I’ve been told that I was once what they call a “big wig.” I’ve been told that I once lived “high on the hog.” I’ve been told that I owned sport coats in every color, smoked hundred dollar bills for sport, and had a deep appreciation for Colombian cocaine. Supposedly, I was once a board game magnate – the most important game developer the modern world had ever known. But ever since the accident – which the tabloids described as me “hitting rock bottom” but was actually me literally falling from a 27 foot tall human pyramid of Jesse White Tumblers onto an inadequate mat – my mind has gone blank. I’m what the medical community calls an “amnesiac;” I’m what my grandchildren call “friggin’ annoying.”

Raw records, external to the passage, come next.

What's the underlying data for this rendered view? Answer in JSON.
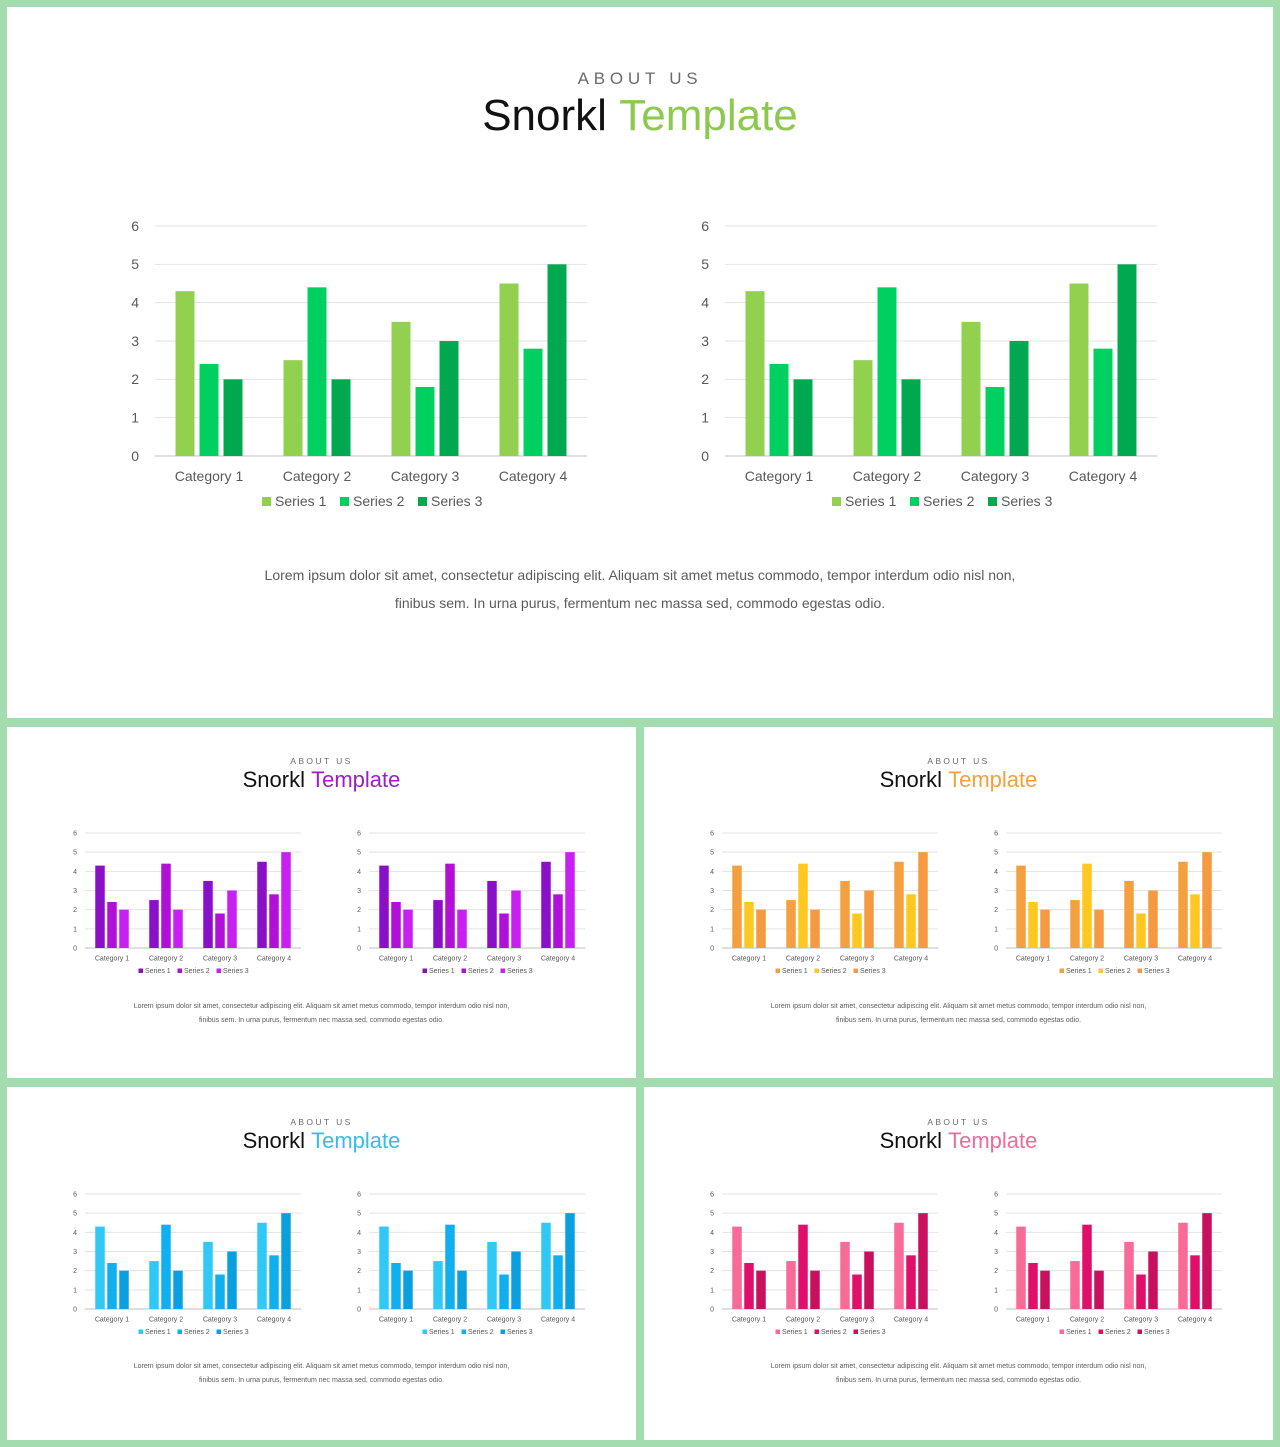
{
  "slides": [
    {
      "id": "green",
      "about": "ABOUT US",
      "title_part1": "Snorkl",
      "title_part2": "Template",
      "accent": "#8dc84f",
      "series_colors": [
        "#92d050",
        "#00d060",
        "#00a850"
      ],
      "body_line1": "Lorem  ipsum dolor  sit amet,  consectetur adipiscing elit. Aliquam sit amet metus  commodo,  tempor  interdum  odio  nisl non,",
      "body_line2": "finibus sem.  In urna purus,  fermentum  nec massa sed, commodo  egestas odio."
    },
    {
      "id": "purple",
      "about": "ABOUT US",
      "title_part1": "Snorkl",
      "title_part2": "Template",
      "accent": "#9b1fc4",
      "series_colors": [
        "#8a10c8",
        "#b010d8",
        "#c820f0"
      ],
      "body_line1": "Lorem  ipsum dolor  sit amet,  consectetur adipiscing elit. Aliquam sit amet metus  commodo,  tempor  interdum  odio  nisl non,",
      "body_line2": "finibus sem.  In urna purus,  fermentum  nec massa sed, commodo  egestas odio."
    },
    {
      "id": "orange",
      "about": "ABOUT US",
      "title_part1": "Snorkl",
      "title_part2": "Template",
      "accent": "#f4a040",
      "series_colors": [
        "#f5a040",
        "#ffc820",
        "#f59a40"
      ],
      "body_line1": "Lorem  ipsum dolor  sit amet,  consectetur adipiscing elit. Aliquam sit amet metus  commodo,  tempor  interdum  odio  nisl non,",
      "body_line2": "finibus sem.  In urna purus,  fermentum  nec massa sed, commodo  egestas odio."
    },
    {
      "id": "blue",
      "about": "ABOUT US",
      "title_part1": "Snorkl",
      "title_part2": "Template",
      "accent": "#33bde8",
      "series_colors": [
        "#30c8f5",
        "#10b0f0",
        "#0aa0e0"
      ],
      "body_line1": "Lorem  ipsum dolor  sit amet,  consectetur adipiscing elit. Aliquam sit amet metus  commodo,  tempor  interdum  odio  nisl non,",
      "body_line2": "finibus sem.  In urna purus,  fermentum  nec massa sed, commodo  egestas odio."
    },
    {
      "id": "pink",
      "about": "ABOUT US",
      "title_part1": "Snorkl",
      "title_part2": "Template",
      "accent": "#f06a9a",
      "series_colors": [
        "#f86a98",
        "#e0106a",
        "#c8105e"
      ],
      "body_line1": "Lorem  ipsum dolor  sit amet,  consectetur adipiscing elit. Aliquam sit amet metus  commodo,  tempor  interdum  odio  nisl non,",
      "body_line2": "finibus sem.  In urna purus,  fermentum  nec massa sed, commodo  egestas odio."
    }
  ],
  "chart_data": {
    "type": "bar",
    "categories": [
      "Category 1",
      "Category 2",
      "Category 3",
      "Category 4"
    ],
    "series": [
      {
        "name": "Series 1",
        "values": [
          4.3,
          2.5,
          3.5,
          4.5
        ]
      },
      {
        "name": "Series 2",
        "values": [
          2.4,
          4.4,
          1.8,
          2.8
        ]
      },
      {
        "name": "Series 3",
        "values": [
          2.0,
          2.0,
          3.0,
          5.0
        ]
      }
    ],
    "ylim": [
      0,
      6
    ],
    "yticks": [
      "0",
      "1",
      "2",
      "3",
      "4",
      "5",
      "6"
    ],
    "grid": true,
    "legend_position": "bottom",
    "charts_per_slide": 2
  }
}
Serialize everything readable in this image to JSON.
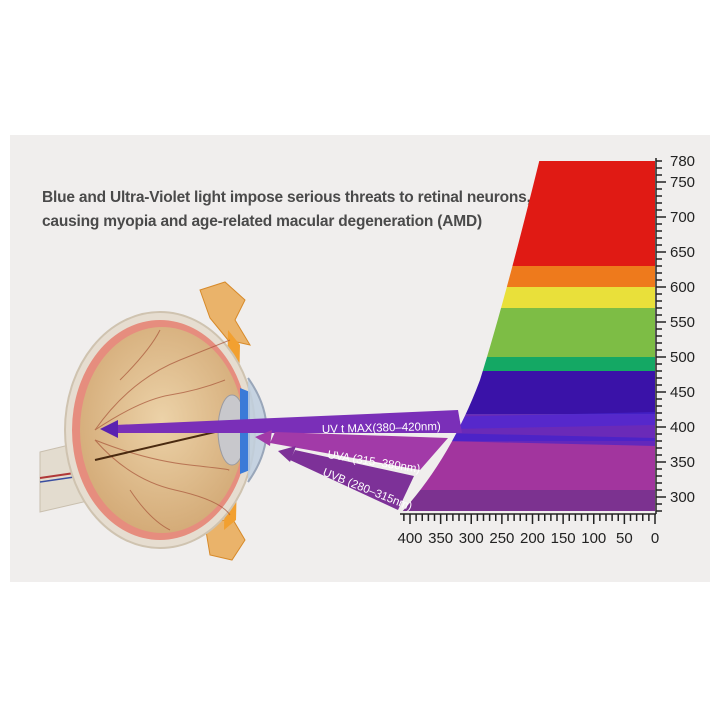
{
  "headline": {
    "line1": "Blue and Ultra-Violet light impose serious threats to retinal neurons,",
    "line2": "causing myopia and age-related macular degeneration (AMD)"
  },
  "beams": [
    {
      "label": "UV t MAX(380–420nm)",
      "color": "#7a2fb8"
    },
    {
      "label": "UVA (315–380nm)",
      "color": "#a23aa8"
    },
    {
      "label": "UVB (280–315nm)",
      "color": "#7d3198"
    }
  ],
  "spectrum_axis": {
    "wavelength_labels": [
      "780",
      "750",
      "700",
      "650",
      "600",
      "550",
      "500",
      "450",
      "400",
      "350",
      "300"
    ],
    "intensity_labels": [
      "400",
      "350",
      "300",
      "250",
      "200",
      "150",
      "100",
      "50",
      "0"
    ]
  },
  "spectrum_bands": [
    {
      "name": "red",
      "from": 630,
      "to": 780,
      "color": "#e01a14"
    },
    {
      "name": "orange",
      "from": 600,
      "to": 630,
      "color": "#ee7a1c"
    },
    {
      "name": "yellow",
      "from": 570,
      "to": 600,
      "color": "#e9e03a"
    },
    {
      "name": "green",
      "from": 500,
      "to": 570,
      "color": "#7dbd45"
    },
    {
      "name": "dark-green",
      "from": 480,
      "to": 500,
      "color": "#14a864"
    },
    {
      "name": "blue-violet",
      "from": 418,
      "to": 480,
      "color": "#3a12a8"
    },
    {
      "name": "violet-mix",
      "from": 380,
      "to": 418,
      "color": "#6a2ab8"
    },
    {
      "name": "magenta",
      "from": 310,
      "to": 380,
      "color": "#a2359e"
    },
    {
      "name": "purple",
      "from": 280,
      "to": 310,
      "color": "#7c3290"
    }
  ]
}
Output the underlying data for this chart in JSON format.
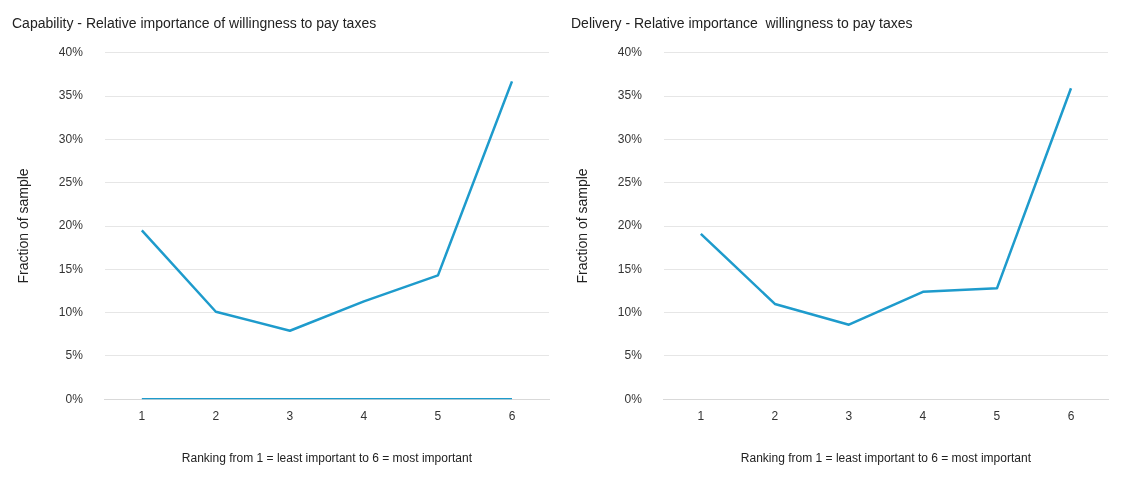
{
  "chart_data": [
    {
      "type": "line",
      "title": "Capability - Relative importance of willingness to pay taxes",
      "xlabel": "Ranking from 1 = least important to 6 = most important",
      "ylabel": "Fraction of sample",
      "categories": [
        "1",
        "2",
        "3",
        "4",
        "5",
        "6"
      ],
      "series": [
        {
          "color": "#1e9bcc",
          "values": [
            19.5,
            10.1,
            7.9,
            11.3,
            14.3,
            36.7
          ]
        },
        {
          "color": "#1e9bcc",
          "values": [
            0,
            0,
            0,
            0,
            0,
            0
          ]
        }
      ],
      "ylim": [
        0,
        40
      ],
      "yticks": [
        {
          "value": 0,
          "label": "0%"
        },
        {
          "value": 5,
          "label": "5%"
        },
        {
          "value": 10,
          "label": "10%"
        },
        {
          "value": 15,
          "label": "15%"
        },
        {
          "value": 20,
          "label": "20%"
        },
        {
          "value": 25,
          "label": "25%"
        },
        {
          "value": 30,
          "label": "30%"
        },
        {
          "value": 35,
          "label": "35%"
        },
        {
          "value": 40,
          "label": "40%"
        }
      ],
      "grid": "y",
      "legend": false,
      "marker": "none",
      "line_style": "solid"
    },
    {
      "type": "line",
      "title": "Delivery - Relative importance  willingness to pay taxes",
      "xlabel": "Ranking from 1 = least important to 6 = most important",
      "ylabel": "Fraction of sample",
      "categories": [
        "1",
        "2",
        "3",
        "4",
        "5",
        "6"
      ],
      "series": [
        {
          "color": "#1e9bcc",
          "values": [
            19.1,
            11.0,
            8.6,
            12.4,
            12.8,
            35.9
          ]
        }
      ],
      "ylim": [
        0,
        40
      ],
      "yticks": [
        {
          "value": 0,
          "label": "0%"
        },
        {
          "value": 5,
          "label": "5%"
        },
        {
          "value": 10,
          "label": "10%"
        },
        {
          "value": 15,
          "label": "15%"
        },
        {
          "value": 20,
          "label": "20%"
        },
        {
          "value": 25,
          "label": "25%"
        },
        {
          "value": 30,
          "label": "30%"
        },
        {
          "value": 35,
          "label": "35%"
        },
        {
          "value": 40,
          "label": "40%"
        }
      ],
      "grid": "y",
      "legend": false,
      "marker": "none",
      "line_style": "solid"
    }
  ]
}
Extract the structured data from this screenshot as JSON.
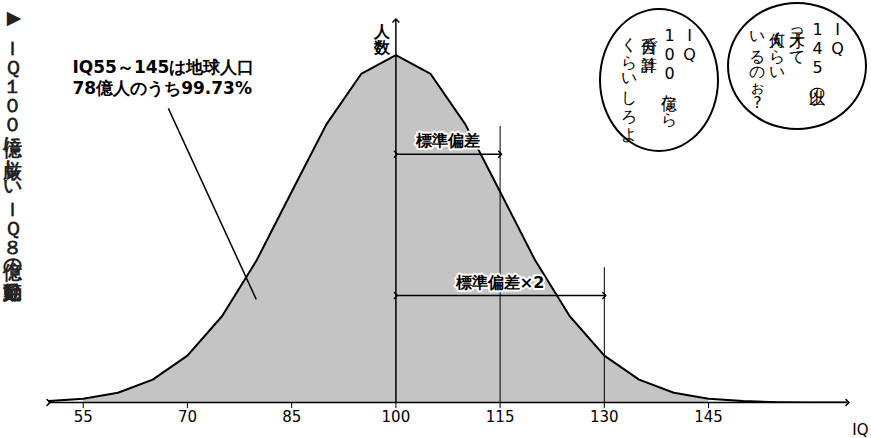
{
  "chart_data": {
    "type": "area",
    "x": [
      50,
      55,
      60,
      65,
      70,
      75,
      80,
      85,
      90,
      95,
      100,
      105,
      110,
      115,
      120,
      125,
      130,
      135,
      140,
      145,
      150,
      155,
      160,
      165
    ],
    "values": [
      0.4,
      1.1,
      2.8,
      6.6,
      13.5,
      24.9,
      41.1,
      60.7,
      80.1,
      94.6,
      100,
      94.6,
      80.1,
      60.7,
      41.1,
      24.9,
      13.5,
      6.6,
      2.8,
      1.1,
      0.4,
      0.1,
      0,
      0
    ],
    "xlim": [
      50,
      165
    ],
    "xticks": [
      55,
      70,
      85,
      100,
      115,
      130,
      145
    ],
    "ylim": [
      0,
      110
    ],
    "tick_labels": "x",
    "grid": false,
    "x_label": "IQ",
    "y_label": "人数",
    "color": "#c4c4c4",
    "shaded_range": [
      55,
      145
    ],
    "annotations": [
      {
        "text": "標準偏差",
        "from": 100,
        "to": 115
      },
      {
        "text": "標準偏差×2",
        "from": 100,
        "to": 130
      }
    ],
    "callout": {
      "lines": [
        "IQ55～145は地球人口",
        "78億人のうち99.73%"
      ]
    }
  },
  "caption": "▶ＩＱ１００億に厳しいＩＱ８億の節足動",
  "speech_bubbles": [
    {
      "lines": [
        "IQ",
        "145以上の",
        "天才って",
        "何人くらい",
        "いるのぉ?"
      ]
    },
    {
      "lines": [
        "IQ",
        "100億なら",
        "自分で計算",
        "くらいしろよ"
      ]
    }
  ]
}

My business partner and cursed daughter, Beth Ann, asked me to write an “about me” section for this website. I’m not sure she understands the torturous nature of this request for someone like me, the third documented sufferer of Post-Traumatic Amnesia and Impulsive Gamification (PTAIG) disorder in medical history. I already spend each and every day lost in the empty sinkhole of my own mind, clawing through my hippocampus for scraps of memory that never appear. How can someone with no understanding of the man he used to be possibly complete such an endeavor? This autobiographical assignment may be the most cruel, unusual, and insulting request ever asked of me. But then again, how would I know?
These days, all I have are games. Whenever I reach for a memory, my words emerge as game. When I tried to remember the face of my first wife, a gallerist named Marilyn, I spontaneously created “The Latest Exhibition” – a game mixing images of her beloved paintings with my own out-of-context, oft-offensive phrases. Then, when I tried to recall anything about Marilyn’s dismemberment by a pack of rabid coyotes on an amusement park carousal, the game “Fantastic Land,” a litigious journey through ramshackle carnival rides, emerged.
And it seems that my present is just as afflicted as my past - every aspect of my current, excruciatingly mundane life spawns a card, role-playing, or board game. I try to admire local graffiti and become obsessed with how a player might complete a mural before arrest. I attempt to cross the street during a marathon, and as my body is tossed about like cabbage at a bunny farm, I impulsively develop a game about escaping the same scenario. I blissfully enter a bodega for a cold can of milk and leave with a full-fledged pitch about stealing the establishment’s cat. I think in games, I speak in games, I dream in games. I live in a hellish prison of games. I cannot even take a shit without inventing a game about it.
So, if you are looking for someone who can help you create a game, please, I beg of you - look no further. Chances are that I have already created the game you seek, and if not, a one-word prompt will inevitably spark an existential breakdown that leads to an insanely lucrative idea.
But if you want to know who I am, don’t read this silly diatribe demanded by my evil witch of a daughter; instead, play my games. Each game gives me an opportunity to meditate on this mysterious, sexy man known as Boring Billy and brings me one step closer to understanding my insatiable desire for Spice Girls’ music and why my closet is full of Jamiroquai hats. My games, it seems, are truest homage to my life: the invisible terrors of its past, the punishing banality of its present, and the dream of what lies ahead. I make these games for all of you, but mostly, I make them for myself.